Minimal change disease – Interesting Facts

What is minimal change disease (MCD; minimal change nephrotic syndrome)?

Minimal change disease is a disorder of glomeruli that leads to heavy proteinuria.

Kidney biopsy shows normal glomeruli by light microscopy but shows effacement of the podocyte foot processes on electron microscopy. Immunofluorescent microscopy typically is negative, although some patients may show staining for immunoglobulin M (IgM) in the mesangial regions of the glomeruli.

Technically, a patient cannot be said to have MCD with certainty without a kidney biopsy.

However, so many young children with nephrotic syndrome have MCD that kidney biopsies are performed only in children with atypical findings or after failure of a trial of glucocorticoids.

Older adolescents and adults are diagnosed with MCD after a kidney biopsy is performed.

5 Interesting Facts of Minimal change disease

1. Minimal change disease (MCD) is the cause of nephrotic syndrome in approximately 90% of children younger than age 6, in approximately 65% of older children, and in approximately 20% to 30% of adolescents. In adults, only approximately 10% to 25% of nephrotic syndrome results from MCD, but it represents the third most common cause of nephrotic syndrome in adults after membranous nephropathy and focal, segmental glomerulosclerosis.

2. MCD is an immune-mediated disease, thought to be mediated by a circulating factor capable of inducing proteinuria. Presumably the circulating factor is secreted by lymphoid cells and functions as a vascular permeability factor that directly affects the function of the podocytes.

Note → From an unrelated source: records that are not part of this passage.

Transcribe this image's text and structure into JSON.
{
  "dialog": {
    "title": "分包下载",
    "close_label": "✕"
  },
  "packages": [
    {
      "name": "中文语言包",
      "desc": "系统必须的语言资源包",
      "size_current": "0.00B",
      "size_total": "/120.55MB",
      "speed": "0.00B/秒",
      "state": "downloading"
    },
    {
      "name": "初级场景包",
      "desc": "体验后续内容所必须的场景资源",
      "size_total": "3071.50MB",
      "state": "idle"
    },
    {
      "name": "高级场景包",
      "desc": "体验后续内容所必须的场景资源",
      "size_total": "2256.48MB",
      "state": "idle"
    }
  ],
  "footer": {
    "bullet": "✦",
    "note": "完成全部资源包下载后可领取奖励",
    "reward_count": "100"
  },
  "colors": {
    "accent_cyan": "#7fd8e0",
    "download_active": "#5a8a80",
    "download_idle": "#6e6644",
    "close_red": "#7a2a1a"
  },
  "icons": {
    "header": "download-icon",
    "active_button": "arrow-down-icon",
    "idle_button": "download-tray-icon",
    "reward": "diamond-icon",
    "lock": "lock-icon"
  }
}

3. Patients with MCD typically present with mild to severe edema. Because the onset with periorbital edema commonly follows an upper respiratory infection in young children, nephrotic syndrome may sometimes be confused with an allergic reaction until a more thorough evaluation is performed.

4. The cornerstone of therapy of typical nephrotic syndrome in young children is high-dose glucocorticoids. Children treated with a longer initial course of prednisone are less likely to experience frequent relapses than those children treated with a more abbreviated course of steroid therapy. Prednisone is also the standard initial therapy for adults with MCD. Adults with MCD tend to require a longer course of prednisone before remission is attained.

5. The vast majority of children with MCD have a very favorable prognosis. In children a prompt remission within 7 to 9 days of steroid therapy, the absence of microhematuria, and age greater than 4 years at presentation predict fewer relapses.